I’ve always felt a bit like that – I wanted to know. I was not only encouraged to ask questions, by wise parents who helped me learn where to find book answers, but I was also allowed the free rein to explore the world around me and prove things to myself. Which, fortunately, never led to an encounter with a hungry crocodile, but sadly did lead to my offending not a few grown-ups as I spouted some morsel of knowledge that didn’t always suit their vision of the world. For that matter, I still irritate if not downright offend people by my questioning some established bit of lore. Hence the comments on this blog from time to time… I’m very happy to have the mind of a scientist, always inquiring and probing ‘but why?’ and even though I don’t work in research, I still have plenty of opportunities to use my inquisitiveness at work as well as outside of it.

I have a deep attachment to the pursuit of truth, and I find it satisfying to be able to ask questions, seek out answers, and come to a better understanding of it. There are days it’s like the other elephant proverb – the blind men inspecting the creature and coming to wildly different and incorrect conclusions – but if you keep seeking, and adding to your knowledge, the reality of the beast begins to emerge from the fog, entirely magnificent. Which is why the science is never settled, and replication of observations or experiments is always the gold standard, with controls and blinds to further reduce the variables. Scientists have also sometimes forgotten they are the Elephant’s Child, and in their quest to make their family happy and not to be spanked any more for their curiosity, they have left off their questions and grazed meekly with the others. There are even scientists who have joined in the administration of spankings to prevent the children from asking inconvenient questions and uncovering inconvenient truths. ‘Deniers!’ they scold, you ‘skeptics’ need to shut up and stop riling the limpid crocodiles up! Which is the perfect time for the Elephant’s Children to wander down by the bank and learn the painful truths that lead to the useful answers.

 


Comments

7 responses to “The Elephant’s Child”

  1. The Elephant’s Child is one of my favorites of Kipling’s work!

    1. I like Kim best, I think, but it’s like food – my moods dictate what I want 🙂

  2. i wanted to be a scientist, but when i finished HS, they had a math requirement. Now i could probably get by on ‘feels’

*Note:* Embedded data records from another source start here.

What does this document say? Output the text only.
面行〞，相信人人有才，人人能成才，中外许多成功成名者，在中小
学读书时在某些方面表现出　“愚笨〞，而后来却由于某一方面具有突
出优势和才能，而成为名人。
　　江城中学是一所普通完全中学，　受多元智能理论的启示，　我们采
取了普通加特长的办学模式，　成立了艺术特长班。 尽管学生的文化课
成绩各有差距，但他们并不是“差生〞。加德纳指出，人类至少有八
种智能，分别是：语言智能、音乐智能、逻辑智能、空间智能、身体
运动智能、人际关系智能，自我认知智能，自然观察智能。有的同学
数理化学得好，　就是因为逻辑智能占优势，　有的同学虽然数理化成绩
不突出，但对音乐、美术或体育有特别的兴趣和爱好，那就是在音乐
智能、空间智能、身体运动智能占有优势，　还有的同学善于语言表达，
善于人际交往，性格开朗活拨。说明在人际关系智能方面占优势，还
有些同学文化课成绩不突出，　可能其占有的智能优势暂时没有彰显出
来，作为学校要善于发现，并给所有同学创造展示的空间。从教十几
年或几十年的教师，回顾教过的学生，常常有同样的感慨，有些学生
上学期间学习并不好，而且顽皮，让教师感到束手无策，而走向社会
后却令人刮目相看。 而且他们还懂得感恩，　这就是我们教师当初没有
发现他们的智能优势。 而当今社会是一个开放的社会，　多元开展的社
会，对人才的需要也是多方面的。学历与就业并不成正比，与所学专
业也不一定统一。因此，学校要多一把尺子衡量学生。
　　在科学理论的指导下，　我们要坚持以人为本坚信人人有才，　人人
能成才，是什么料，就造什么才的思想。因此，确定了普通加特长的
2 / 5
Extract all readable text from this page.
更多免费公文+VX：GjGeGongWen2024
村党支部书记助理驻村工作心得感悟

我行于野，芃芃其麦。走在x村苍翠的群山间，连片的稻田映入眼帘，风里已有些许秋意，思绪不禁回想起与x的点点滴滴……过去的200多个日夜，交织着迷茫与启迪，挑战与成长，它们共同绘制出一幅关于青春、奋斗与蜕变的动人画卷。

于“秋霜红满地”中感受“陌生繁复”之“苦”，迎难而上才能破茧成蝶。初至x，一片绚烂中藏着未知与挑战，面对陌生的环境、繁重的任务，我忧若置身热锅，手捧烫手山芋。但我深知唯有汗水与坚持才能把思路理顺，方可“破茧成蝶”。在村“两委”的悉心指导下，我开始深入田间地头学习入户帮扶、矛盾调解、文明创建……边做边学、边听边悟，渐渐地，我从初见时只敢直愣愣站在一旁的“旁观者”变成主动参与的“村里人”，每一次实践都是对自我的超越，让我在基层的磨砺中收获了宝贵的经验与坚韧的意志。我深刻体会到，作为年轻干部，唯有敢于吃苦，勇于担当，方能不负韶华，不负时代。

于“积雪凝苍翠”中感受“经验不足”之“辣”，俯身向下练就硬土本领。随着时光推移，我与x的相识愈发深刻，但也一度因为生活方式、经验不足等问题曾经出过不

    1. I passed College Algebra with an A, preCalc with a C, and Calc with a nominal Passing D. So while that last wasn’t a requirement for my major, it will keep me from Engineering.

  3. Aw, cripes. Ms Sanderson, that does take me back, though maybe not to a good place! Physics 241, Fall Semester, 1984. I tell my kids I liked that class so much I took it twice! The final was about 12 pages long, one problem to each page. I took a look at the first page and laughed. Likewise, the second page. By the third, I think a remembered a formula and wrote it down. Fourth? Fifth? I don’t even remember.

    I took the class again a couple semesters later and walked out with a B, so I guess redemption is possible, but maybe not on the timeline one would like.

    1. My lovely Physics prof allowed us a cheat sheet – a notecard he handed out, handwritten, front and back, with whatever we thought might be useful. Then the final he allowed the three sheets from prior exams. Saved my bacon!